Last October, Mary Calmes and I had a horrifying realization.  It shouldn't have caught us by surprise but it really did.  We realized that the tiny (2000 words or less) short that we'd written for a Dreamspinner promotion was going to get rated on websites like GoodReads.  Oh my God!  It was free.  It was promotional.  It was short!  (Nobody rates short fiction well.  It's a truism of genre fiction as a whole.)  Why would people go and rate it?

It didn't matter.  They did.  And Mary and I both cringed as we watched our SHORT stories take critical hits for no other reason than that they were short.  The one consolation--and it has been my consolation during all critical hits--is that I had done my best work.  Yes. You Can't Make an Omelet is just a playful short goofy piece of fiction, but I'd done my best on it, and so had Mary on her fiction piece.

It's one of those moments where you realize you have a responsibility to your craft, because part of your craft is connecting with human beings, and you want to treat your fellow humans in the best way possible.  You know you can't please everybody-- it's like a family reunion.  Somewhere out there is an uncle who is going to disapprove of your job (and let's face it, in my family, everybody disapproves of my job at the moment) and a cousin is going to disapprove of your politics and your parents are going to disapprove of how you raise your children--but you dressed everybody up in their Sunday best, made the kick ass potato salad, kissed and hugged everyone, even the people who are about to spend all day telling you you're a fuck-up, and you have done your best to connect with your kin in the most civilized way possible.
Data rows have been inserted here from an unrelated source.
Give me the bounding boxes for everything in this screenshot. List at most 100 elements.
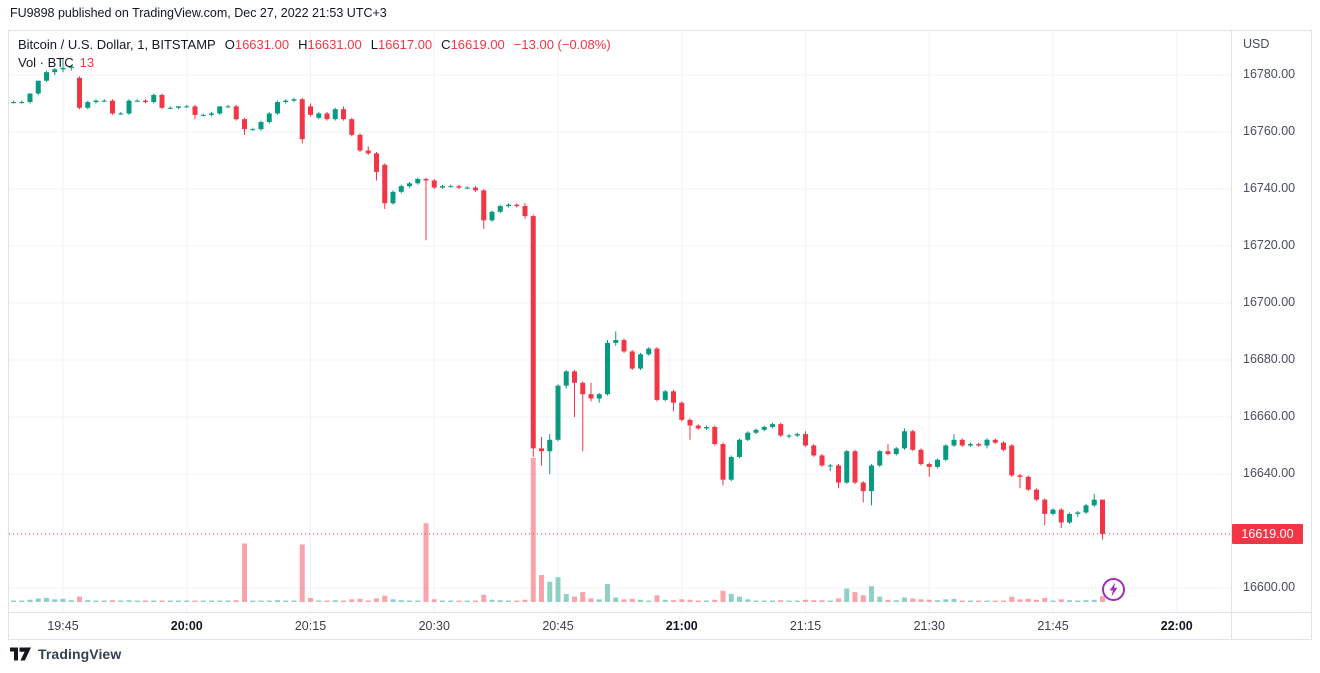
volume-bar	[415, 600, 421, 602]
candle-body	[885, 451, 891, 455]
time-axis-label: 22:00	[1160, 619, 1193, 633]
time-axis[interactable]: 19:45 20:00 20:15 20:30 20:45 21:00 21:15 21:30…	[8, 612, 1231, 640]
volume-bar	[209, 600, 214, 602]
candle-body	[77, 77, 82, 108]
volume-bar	[728, 593, 734, 602]
price-axis[interactable]: USD 16780.00 16760.00 16740.00 16720.00 1670…	[1232, 30, 1312, 612]
volume-bar	[332, 600, 338, 602]
volume-bar	[93, 600, 99, 602]
candle-body	[506, 204, 511, 207]
currency-label: USD	[1243, 37, 1270, 51]
candle-body	[431, 180, 437, 188]
volume-bar	[407, 600, 412, 602]
candle-body	[1042, 499, 1048, 514]
boost-button[interactable]	[1101, 577, 1126, 602]
candle-body	[646, 348, 652, 355]
price-axis-label: 16720.00	[1243, 238, 1296, 252]
volume-bar	[530, 458, 536, 602]
volume-bar	[390, 599, 396, 602]
candle-body	[440, 186, 445, 188]
volume-value: 13	[79, 55, 95, 70]
candle-body	[407, 183, 412, 187]
volume-bar	[85, 600, 91, 602]
candle-body	[737, 439, 742, 457]
candle-body	[60, 67, 66, 70]
volume-bar	[134, 600, 140, 602]
volume-bar	[68, 600, 74, 602]
price-axis-label: 16700.00	[1243, 295, 1296, 309]
volume-bar	[431, 599, 437, 602]
volume-bar	[580, 592, 586, 602]
candle-body	[811, 445, 817, 456]
volume-bar	[902, 597, 907, 602]
volume-bar	[1009, 596, 1015, 602]
candle-body	[250, 129, 256, 131]
volume-bar	[522, 599, 528, 602]
volume-bar	[621, 599, 627, 602]
volume-bar	[555, 577, 561, 602]
candle-body	[968, 444, 973, 446]
volume-bar	[803, 599, 808, 602]
volume-bar	[1083, 600, 1089, 602]
candle-body	[349, 119, 355, 135]
volume-bar	[794, 600, 800, 602]
volume-bar	[473, 600, 478, 602]
tradingview-logo[interactable]: TradingView	[10, 646, 121, 662]
volume-bar	[827, 600, 833, 602]
candle-body	[877, 451, 883, 466]
volume-bar	[514, 600, 520, 602]
volume-bar	[283, 600, 289, 602]
volume-bar	[291, 600, 297, 602]
candle-body	[308, 106, 313, 115]
time-axis-label: 21:00	[665, 619, 698, 633]
volume-bar	[126, 600, 132, 602]
volume-bar	[1034, 599, 1039, 602]
candle-body	[778, 424, 784, 436]
candle-body	[712, 426, 718, 445]
candle-body	[19, 102, 25, 104]
candle-body	[943, 445, 949, 460]
volume-bar	[671, 600, 676, 602]
volume-bar	[1075, 600, 1081, 602]
volume-bar	[1017, 599, 1023, 602]
legend-volume-row: Vol · BTC 13	[18, 54, 611, 72]
volume-bar	[1025, 598, 1031, 602]
candle-body	[1009, 445, 1015, 476]
volume-bar	[860, 595, 866, 602]
volume-bar	[959, 600, 965, 602]
volume-bar	[720, 590, 726, 602]
volume-bar	[753, 600, 759, 602]
volume-bar	[654, 595, 660, 602]
volume-bar	[885, 599, 891, 602]
volume-bar	[448, 600, 454, 602]
candle-body	[93, 100, 99, 103]
volume-bar	[1100, 596, 1105, 602]
candle-body	[984, 439, 990, 446]
volume-bar	[110, 600, 115, 602]
candle-body	[1100, 499, 1105, 534]
volume-bar	[242, 543, 247, 602]
candle-body	[11, 102, 16, 104]
volume-bar	[374, 598, 379, 602]
volume-bar	[629, 598, 635, 602]
volume-bar	[258, 600, 264, 602]
volume-bar	[976, 600, 982, 602]
candle-body	[143, 100, 148, 103]
volume-bar	[365, 600, 371, 602]
candle-body	[687, 419, 693, 426]
volume-label: Vol · BTC	[18, 55, 74, 70]
volume-bar	[770, 600, 775, 602]
volume-bar	[877, 596, 883, 602]
time-axis-label: 21:30	[913, 619, 945, 633]
candle-body	[662, 391, 668, 400]
volume-bar	[926, 599, 932, 602]
volume-bar	[596, 599, 602, 602]
candle-body	[365, 150, 371, 154]
candle-body	[605, 342, 610, 395]
volume-bar	[192, 600, 198, 602]
last-price-badge: 16619.00	[1232, 523, 1303, 544]
candle-body	[869, 465, 874, 492]
candle-body	[629, 351, 635, 369]
candle-body	[85, 102, 91, 108]
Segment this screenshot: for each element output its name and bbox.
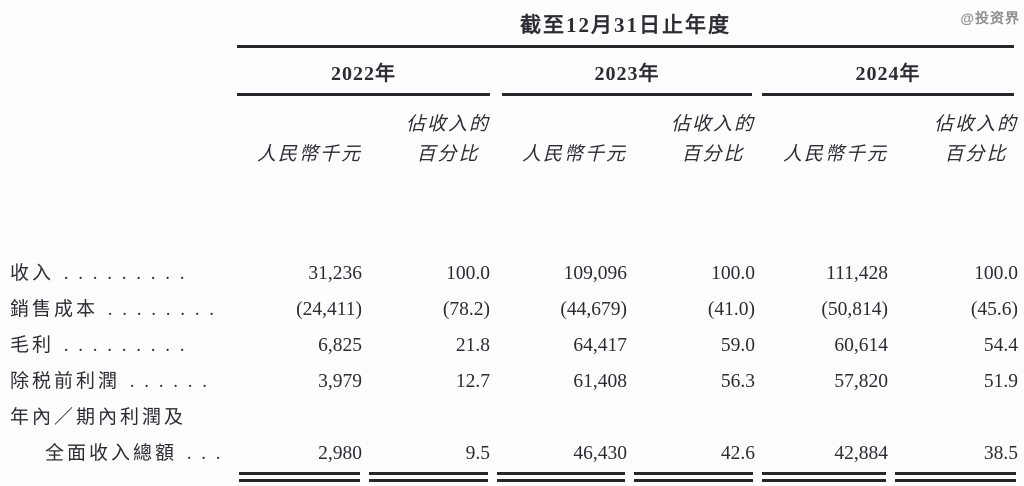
table-row: 毛利 . . . . . . . . . 6,825 21.8 64,417 59.0… xyxy=(0,328,1018,364)
cell-value: (24,411) xyxy=(296,299,362,320)
table-body: 收入 . . . . . . . . . 31,236 100.0 109,096 1… xyxy=(0,256,1024,472)
cell-value: 2,980 xyxy=(318,443,362,464)
table-row: 年內／期內利潤及 xyxy=(0,400,1018,436)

And just like a book release, you're going to be excited about the reunion, and apprehensive about it, and you're going to hope, really hope, that your beautiful, splendid children and perfect spouse will get the love and attention they deserve.  (And, once again, this works for me, because my kids and husband are MUCH more popular at family reunions than I am.  I'm sort of embarrassing, really.)  Anyway-- THAT'S what it's like to mark your time by releasing a little bit of your soul into the public every so often.

So that brings us to Boxer Falls.

I love writing for Boxer Falls.  I don't have a lot of time to do it, and my time seems to just get less and less available, but I love the idea of a collaborative effort.  Boxer Falls is a serial soap opera, in which a different author writes  different episode each week.  There are stock characters and a LOT of sex and melodrama and angst and humor and basically, a lot of good writers showcased back to back, doing (I hope!) their best work.

So anyway-- yes.  Sidecar is two long painful weeks away-- but on Friday?  We've got Boxer Falls, and sometimes, between family reunions and birthdays and Christmases, there's a date to dinner and the movies--and it's still a special occasion.


2 comments:

Donna Lee said...

I happen to love short stories. I think they're harder to write than a novel. You have to be so concise in your words and make them count. No luxury of extra adjectives. A well crafted short story is one of my favorite reads (or listens).

I rate them highly. And I give you huge kudos for putting yourself out there for review. I hate it when people come in and review my work even though I do the best work I can every day (ok, most days), sometimes it's just not enough. No one likes to hear that but you just keep plugging on.

Saren Johnson said...

Remember two years ago, when writing a book was a struggle? Look at you now!